Did you know granola is really easy (and cheap!) to make at home? I make a batch about once per week, especially in the summertime when I want cold, simple breakfasts of yogurt, fruit, and granola. I also love to use up pantry odds and ends in my granola.
I don’t like super sweet breakfasts (plus my breakfast fruit is already so sweet), so I love making my own granola so that I can control how much sweetener goes into it. I’m not a fan of post-breakfast blood sugar roller coasters.
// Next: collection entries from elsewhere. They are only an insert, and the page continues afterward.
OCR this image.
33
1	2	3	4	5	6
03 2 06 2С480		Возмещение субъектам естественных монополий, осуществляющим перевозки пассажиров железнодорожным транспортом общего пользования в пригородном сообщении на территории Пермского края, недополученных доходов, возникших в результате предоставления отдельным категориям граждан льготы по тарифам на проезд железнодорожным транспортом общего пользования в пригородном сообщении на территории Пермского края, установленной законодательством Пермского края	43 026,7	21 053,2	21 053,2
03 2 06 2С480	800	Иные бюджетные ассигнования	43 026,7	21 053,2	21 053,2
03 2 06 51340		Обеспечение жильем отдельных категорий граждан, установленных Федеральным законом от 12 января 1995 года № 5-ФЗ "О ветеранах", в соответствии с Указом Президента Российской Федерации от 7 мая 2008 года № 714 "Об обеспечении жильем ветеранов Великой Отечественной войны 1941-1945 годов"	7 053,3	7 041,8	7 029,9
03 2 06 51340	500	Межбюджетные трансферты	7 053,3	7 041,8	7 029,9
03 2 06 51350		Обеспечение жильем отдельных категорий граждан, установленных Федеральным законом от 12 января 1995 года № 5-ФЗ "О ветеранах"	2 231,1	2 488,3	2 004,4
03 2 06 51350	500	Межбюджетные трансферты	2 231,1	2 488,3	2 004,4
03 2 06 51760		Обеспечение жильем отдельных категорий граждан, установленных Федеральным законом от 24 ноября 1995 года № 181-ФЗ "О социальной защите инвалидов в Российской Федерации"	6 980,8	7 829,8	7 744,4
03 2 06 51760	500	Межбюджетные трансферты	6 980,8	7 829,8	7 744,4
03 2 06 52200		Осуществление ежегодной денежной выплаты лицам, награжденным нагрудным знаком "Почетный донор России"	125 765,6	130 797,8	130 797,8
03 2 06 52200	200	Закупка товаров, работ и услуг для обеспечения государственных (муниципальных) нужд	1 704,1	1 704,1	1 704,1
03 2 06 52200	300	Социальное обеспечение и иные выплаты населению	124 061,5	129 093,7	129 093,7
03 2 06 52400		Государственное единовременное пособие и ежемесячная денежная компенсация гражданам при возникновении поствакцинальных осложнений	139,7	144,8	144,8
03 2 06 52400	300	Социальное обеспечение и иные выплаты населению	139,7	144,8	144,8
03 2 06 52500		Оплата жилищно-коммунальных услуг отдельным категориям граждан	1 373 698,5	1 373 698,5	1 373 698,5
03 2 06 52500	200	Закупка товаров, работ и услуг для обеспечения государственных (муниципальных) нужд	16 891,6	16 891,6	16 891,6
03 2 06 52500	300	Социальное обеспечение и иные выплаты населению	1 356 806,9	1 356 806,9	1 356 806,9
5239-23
This recipe template does use a bit of natural sweetener and a bit of oil, both of which are necessary for granola to stick together and create the crunch. I use just enough to get a good texture, but not so much that I’ve turned my breakfast into dessert. If you are a dessert-for-breakfast person and have no aversion to sweeteners or oil at breakfast, go wild, I’d recommend doubling the oil and sweetener. 🙂
Feel free to play around with the ratios given here to achieve your perfect granola.
Oats (About 1 Cup)
- Rolled oats , not quick, instant, or steel cut
Nuts & Seeds (About 1 Cup)
- Pumpkin seeds
- sprinkle of hemp seeds
Oil or Fat
- 1 Tbsp coconut oil or a neutral flavored vegetable oil
- 1/4 cup peanut butter or other nut butter, optional
Touch of Sweetness
- 2 tsp maple syrup or honey , optional
- Dried fruit (cranberries, apricots, blueberries, raisins, cherries, mango, etc.), optional
- Pinch of sea salt
- Generous sprinkle of cinnamon
- Preheat the oven to 350°F and line a baking sheet with parchment paper.
- Using your hands, mix all of the ingredients on the baking sheet, making sure to coat the oats well with the oil or nut butter.
- Spread out in an even layer on the baking sheet. You want the oats to stick to themselves to create nice clusters, but you don't want it so thick that they can't brown or get crunchy.
- Bake for 10-15 minutes, until the granola is lightly browned and sticking together. It will harden as it cools, so take it out just a bit earlier than seems intuitive.
- Don't touch the granola for at least an hour after removing it from the oven. Letting it sit undisturbed while it cools is what creates good crunch and nice clusters.
- Oats are a gluten-free grain, but they are sometimes processed with products containing gluten and this contamination can be enough to trigger an immune response in those with high gluten sensitivity or celiac disease. If you are concerned about this, be sure to buy certified gluten-free oats.